Tee Bobby stared at his menu, as though he were nearsighted and had lost his glasses, his hands clenched on the corners, his spine and shoulders rounded like a question mark.

The same shrimper, silver and black whiskers festooned on his jaws, made a soft whistling sound through his teeth. "Hey, outside, bud. Don't make me walk you there, no," he said.

Legion had set his knife and fork on the rim of his plate. He half-mooned one of his nails with a toothpick, his back hard as iron against his khaki shirt, his eyes studying Tee Bobby's profile. Then he rose from his chair and walked to the counter, the board floor creaking with his weight, the inside of his hands as yellow and rough as barrel wood under the overhead light. "Get up," Legion said.

"What for?" Tee Bobby asked. His gaze lifted into Legion's, then his face twitched, as though he recognized a figure from a dream he had never defined in daylight.

"Don't you let them men talk down to you," Legion replied, and pulled Tee Bobby off the counter stool. "You stand up, you.

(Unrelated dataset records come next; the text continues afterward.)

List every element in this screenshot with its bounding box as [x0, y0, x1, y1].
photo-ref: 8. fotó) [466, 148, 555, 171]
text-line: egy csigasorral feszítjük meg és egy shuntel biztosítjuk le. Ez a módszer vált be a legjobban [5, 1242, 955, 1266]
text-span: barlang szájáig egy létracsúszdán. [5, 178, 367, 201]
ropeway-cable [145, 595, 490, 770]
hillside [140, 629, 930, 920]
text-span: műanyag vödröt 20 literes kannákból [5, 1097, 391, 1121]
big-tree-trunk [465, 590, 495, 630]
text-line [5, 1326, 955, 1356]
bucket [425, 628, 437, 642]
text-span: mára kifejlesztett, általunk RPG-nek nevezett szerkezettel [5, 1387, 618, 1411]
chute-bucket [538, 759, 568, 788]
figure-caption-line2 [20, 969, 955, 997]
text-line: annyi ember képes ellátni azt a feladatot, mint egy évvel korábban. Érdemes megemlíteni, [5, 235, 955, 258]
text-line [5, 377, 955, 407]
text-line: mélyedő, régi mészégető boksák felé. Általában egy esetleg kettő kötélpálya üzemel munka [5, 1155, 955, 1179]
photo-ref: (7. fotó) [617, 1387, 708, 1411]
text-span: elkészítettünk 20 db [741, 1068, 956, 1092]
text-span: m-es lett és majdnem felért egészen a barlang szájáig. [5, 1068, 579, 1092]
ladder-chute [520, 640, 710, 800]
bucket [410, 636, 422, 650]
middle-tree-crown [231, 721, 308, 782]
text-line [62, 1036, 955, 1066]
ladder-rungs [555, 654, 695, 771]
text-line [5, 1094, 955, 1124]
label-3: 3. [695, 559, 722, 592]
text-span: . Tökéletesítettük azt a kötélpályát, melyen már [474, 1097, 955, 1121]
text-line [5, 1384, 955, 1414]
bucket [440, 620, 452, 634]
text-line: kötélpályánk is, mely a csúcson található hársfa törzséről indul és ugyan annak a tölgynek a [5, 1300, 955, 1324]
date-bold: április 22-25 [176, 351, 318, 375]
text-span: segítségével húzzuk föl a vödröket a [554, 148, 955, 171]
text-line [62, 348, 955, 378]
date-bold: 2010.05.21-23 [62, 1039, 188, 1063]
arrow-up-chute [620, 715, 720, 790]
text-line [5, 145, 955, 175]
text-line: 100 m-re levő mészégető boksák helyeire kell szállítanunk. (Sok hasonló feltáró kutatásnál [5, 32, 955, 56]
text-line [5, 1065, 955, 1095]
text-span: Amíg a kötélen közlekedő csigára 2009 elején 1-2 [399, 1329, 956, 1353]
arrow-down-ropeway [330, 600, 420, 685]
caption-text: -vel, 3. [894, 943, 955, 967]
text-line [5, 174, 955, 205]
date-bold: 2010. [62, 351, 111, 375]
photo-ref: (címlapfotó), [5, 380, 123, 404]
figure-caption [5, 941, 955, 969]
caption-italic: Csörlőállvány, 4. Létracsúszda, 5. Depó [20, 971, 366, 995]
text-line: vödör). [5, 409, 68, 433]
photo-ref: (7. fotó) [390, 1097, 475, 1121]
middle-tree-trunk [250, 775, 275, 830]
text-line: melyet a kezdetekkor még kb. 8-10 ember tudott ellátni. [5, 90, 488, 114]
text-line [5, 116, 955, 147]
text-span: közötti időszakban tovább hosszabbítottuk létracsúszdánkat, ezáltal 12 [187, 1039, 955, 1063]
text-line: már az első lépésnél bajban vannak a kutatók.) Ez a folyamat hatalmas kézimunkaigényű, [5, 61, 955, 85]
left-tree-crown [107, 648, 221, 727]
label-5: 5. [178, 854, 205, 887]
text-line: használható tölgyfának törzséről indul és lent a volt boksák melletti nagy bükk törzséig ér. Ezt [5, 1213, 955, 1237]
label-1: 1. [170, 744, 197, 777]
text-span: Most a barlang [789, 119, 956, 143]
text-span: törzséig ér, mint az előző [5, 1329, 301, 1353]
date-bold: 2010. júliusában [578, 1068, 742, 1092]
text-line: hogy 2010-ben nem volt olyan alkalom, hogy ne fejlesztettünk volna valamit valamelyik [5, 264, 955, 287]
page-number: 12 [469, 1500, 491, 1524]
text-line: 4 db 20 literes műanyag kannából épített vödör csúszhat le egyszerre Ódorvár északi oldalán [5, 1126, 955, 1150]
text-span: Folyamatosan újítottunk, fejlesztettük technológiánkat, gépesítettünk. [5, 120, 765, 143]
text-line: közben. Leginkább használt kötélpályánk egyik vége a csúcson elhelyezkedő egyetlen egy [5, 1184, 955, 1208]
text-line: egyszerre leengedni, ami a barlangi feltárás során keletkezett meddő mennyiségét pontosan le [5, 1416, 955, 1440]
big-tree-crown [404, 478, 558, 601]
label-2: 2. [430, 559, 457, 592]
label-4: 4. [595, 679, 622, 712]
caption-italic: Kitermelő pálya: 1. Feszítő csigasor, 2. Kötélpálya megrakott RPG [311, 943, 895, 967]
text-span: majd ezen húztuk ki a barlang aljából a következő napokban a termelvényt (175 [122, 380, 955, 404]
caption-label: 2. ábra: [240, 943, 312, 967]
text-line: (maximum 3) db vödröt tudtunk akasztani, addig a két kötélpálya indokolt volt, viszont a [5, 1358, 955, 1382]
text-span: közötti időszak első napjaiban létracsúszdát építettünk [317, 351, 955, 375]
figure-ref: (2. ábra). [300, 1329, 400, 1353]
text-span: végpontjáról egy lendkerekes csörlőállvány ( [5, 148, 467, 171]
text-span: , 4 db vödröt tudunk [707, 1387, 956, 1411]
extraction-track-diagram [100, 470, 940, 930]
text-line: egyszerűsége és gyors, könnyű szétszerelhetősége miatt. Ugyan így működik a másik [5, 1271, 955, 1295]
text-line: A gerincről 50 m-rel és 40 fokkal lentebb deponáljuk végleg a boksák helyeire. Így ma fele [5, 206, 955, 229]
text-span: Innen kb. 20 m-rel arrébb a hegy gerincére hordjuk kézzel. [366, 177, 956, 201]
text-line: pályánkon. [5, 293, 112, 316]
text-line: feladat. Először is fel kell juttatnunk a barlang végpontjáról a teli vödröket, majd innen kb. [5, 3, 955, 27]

Don't you never take shit from white trash." The shrimpers looked blankly at both Tee Bobby and Legion, confused, unable to connect the indignation of the towering white man with a diminutive black musician who only a moment ago had been an object of contempt. "Y'all looking at somet'ing? Y’all want to go outside wit' me? How 'bout you, yeah, big mouth there, the one telling him to carry his food outside?" Legion said.

"We ain't got no problem with you," one of the other shrimpers said.

"You better t'ank God you don't," Legion said.